I hadn't properly tied my right boot, and it felt on every step as if I was about to lift myself right out of it. But I couldn't turn back, and I couldn't stop.
The freshly fallen snow was untouched before me, the winter "blanket" we mention all too often. I've spent many hours this year searching for tracks in the snow on my daily walks, but today, there just was nothing to find. I was blazing a trail.
From time to time, I was forced to hop onto a ridge of snow, as I heard noises to my rear, and I wanted to see what they were. The sky was slate gray from end to end, but the snow had finally stopped for the day, after leaving about seven inches on top of whatever it was that was left from all the other storms. And there's more on the way later this week.
Onward I pushed, one task in mind, one goal to reach. I looked both ways and crossed the major trail through the area. Although the snow was relatively light, I had no idea what was underfoot with every move forward. I slipped and slid, but then, finally I found the quarry for which I had been searching: the mailbox. It had been eight minutes.
Down with a cold that developed late yesterday afternoon, I figured I should stick close to home. Doesn't it always happen this way? I have a day off from work, so I caught a cold and seven inches of snow fell throughout the day. A thought struck me as I walked, or, rather, as I paused to watch a red-tailed hawk fly overhead. Is this stretch of bad weather for the northeast a reflection of the economoic downturn?
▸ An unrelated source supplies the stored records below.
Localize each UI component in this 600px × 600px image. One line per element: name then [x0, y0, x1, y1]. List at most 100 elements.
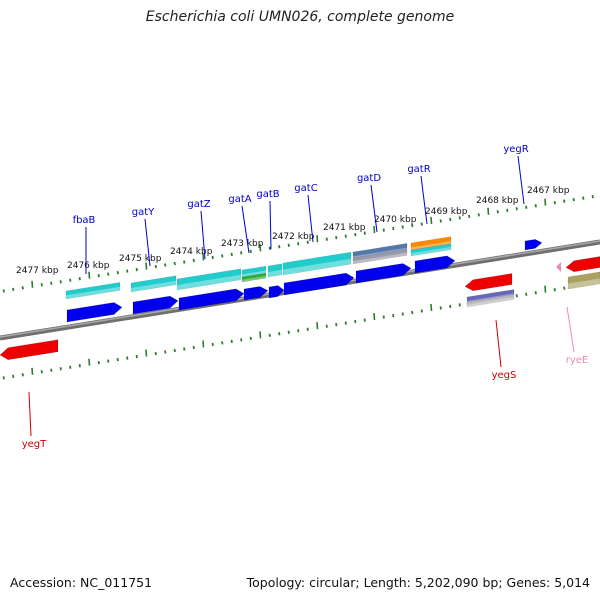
gatR-cds[interactable]	[414, 255, 456, 274]
top-minor-tick	[116, 270, 119, 275]
top-minor-tick	[382, 228, 385, 232]
next-feature[interactable]	[567, 271, 600, 290]
gene-label[interactable]: gatZ	[187, 199, 210, 210]
gene-label[interactable]: fbaB	[73, 215, 96, 226]
kbp-tick-label: 2467 kbp	[527, 186, 570, 196]
top-minor-tick	[50, 281, 53, 285]
bottom-minor-tick	[50, 368, 53, 372]
accession-text: Accession: NC_011751	[10, 575, 153, 590]
top-minor-tick	[240, 251, 243, 255]
top-minor-tick	[211, 255, 214, 260]
gene-label[interactable]: yegT	[22, 439, 47, 450]
gene-label[interactable]: gatB	[256, 189, 279, 200]
top-minor-tick	[164, 263, 167, 267]
top-minor-tick	[354, 232, 357, 237]
top-minor-tick	[12, 287, 15, 291]
bottom-minor-tick	[183, 347, 186, 351]
bottom-minor-tick	[306, 327, 309, 331]
yegT-cds[interactable]	[0, 339, 59, 360]
fbaB-cds[interactable]	[66, 302, 123, 323]
top-minor-tick	[392, 226, 395, 231]
gene-label[interactable]: gatC	[294, 183, 317, 194]
gatC-cds[interactable]	[283, 272, 355, 296]
bottom-major-tick	[31, 367, 34, 375]
leader-line	[370, 184, 378, 233]
yegR-cds[interactable]	[524, 239, 543, 251]
gene-label[interactable]: gatY	[132, 207, 155, 218]
gene-label[interactable]: gatD	[357, 173, 381, 184]
gatB-feature[interactable]	[267, 263, 283, 278]
bottom-minor-tick	[173, 348, 176, 353]
gatA-cds[interactable]	[243, 286, 269, 301]
top-minor-tick	[325, 237, 328, 241]
bottom-minor-tick	[116, 357, 119, 362]
top-minor-tick	[192, 258, 195, 263]
leader-line	[200, 210, 206, 260]
top-minor-tick	[506, 208, 509, 212]
gene-label[interactable]: gatA	[228, 194, 251, 205]
top-minor-tick	[411, 223, 414, 228]
top-major-tick	[259, 244, 262, 252]
bottom-major-tick	[373, 313, 376, 321]
top-minor-tick	[458, 216, 461, 220]
top-minor-tick	[126, 269, 129, 273]
yegS-domain[interactable]	[466, 294, 515, 308]
label-layer: 2477 kbp 2476 kbp 2475 kbp 2474 kbp 2473 kbp…	[16, 144, 588, 450]
top-major-tick	[145, 262, 148, 270]
top-minor-tick	[297, 242, 300, 246]
top-minor-tick	[2, 289, 5, 293]
top-minor-tick	[335, 236, 338, 240]
top-minor-tick	[439, 219, 442, 223]
bottom-minor-tick	[420, 309, 423, 313]
feature-layer[interactable]	[0, 236, 600, 360]
bottom-minor-tick	[221, 341, 224, 345]
yegS-cds[interactable]	[464, 273, 513, 291]
ryeE-rna[interactable]	[556, 262, 561, 272]
bottom-major-tick	[145, 349, 148, 357]
gatR-domain[interactable]	[410, 243, 452, 257]
gatD-cds[interactable]	[355, 263, 412, 284]
bottom-minor-tick	[126, 356, 129, 360]
top-minor-tick	[534, 204, 537, 208]
bottom-minor-tick	[335, 323, 338, 327]
bottom-minor-tick	[344, 321, 347, 325]
top-minor-tick	[344, 234, 347, 238]
gatA-domain[interactable]	[241, 272, 267, 283]
bottom-minor-tick	[278, 332, 281, 336]
gene-label[interactable]: yegR	[503, 144, 528, 155]
top-minor-tick	[40, 283, 43, 287]
kbp-tick-label: 2477 kbp	[16, 266, 59, 276]
top-minor-tick	[525, 205, 528, 209]
fbaB-feature[interactable]	[65, 282, 121, 300]
bottom-minor-tick	[354, 319, 357, 324]
kbp-tick-label: 2475 kbp	[119, 254, 162, 264]
bottom-minor-tick	[192, 345, 195, 350]
gatZ-cds[interactable]	[178, 288, 245, 311]
bottom-major-tick	[316, 322, 319, 330]
gatZ-feature[interactable]	[176, 268, 242, 291]
leader-line	[28, 391, 32, 437]
top-minor-tick	[306, 240, 309, 244]
bottom-minor-tick	[211, 342, 214, 347]
gatY-feature[interactable]	[130, 275, 177, 293]
gene-label[interactable]: ryeE	[566, 355, 589, 366]
top-minor-tick	[173, 261, 176, 266]
gene-label[interactable]: yegS	[492, 370, 517, 381]
top-minor-tick	[21, 286, 24, 290]
top-minor-tick	[572, 198, 575, 202]
gatD-domain[interactable]	[352, 249, 408, 265]
gatC-feature[interactable]	[282, 251, 352, 276]
gatY-cds[interactable]	[132, 295, 179, 315]
gene-label[interactable]: gatR	[407, 164, 430, 175]
gatB-cds[interactable]	[268, 285, 285, 299]
top-minor-tick	[582, 196, 585, 200]
top-minor-tick	[221, 254, 224, 258]
kbp-tick-label: 2471 kbp	[323, 223, 366, 233]
bottom-major-tick	[88, 358, 91, 366]
top-minor-tick	[278, 245, 281, 249]
kbp-tick-label: 2473 kbp	[221, 239, 264, 249]
next-cds[interactable]	[565, 256, 600, 272]
top-minor-tick	[59, 280, 62, 284]
bottom-minor-tick	[40, 370, 43, 374]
World War II was known for bad weather globally. The Great Depression was marked by the "dust bowl" years, when farmers out west couldn't grow anything because of unusually arid conditions and terrible dust storms. And during the Middle Ages, as one of my favorite professors at UMASS used to say, the weather was up in the air.
Too much thinking. Time to go beat the cold.
Time: 30 minutes.
New species: None.
Stranger hellos: 2 (32)
More accomplishments for the day: shoveled out both cars; read 50 pages in Beavertail Light Station by Varoujan Karentz; answered dozens of emails that have been waiting for my attention.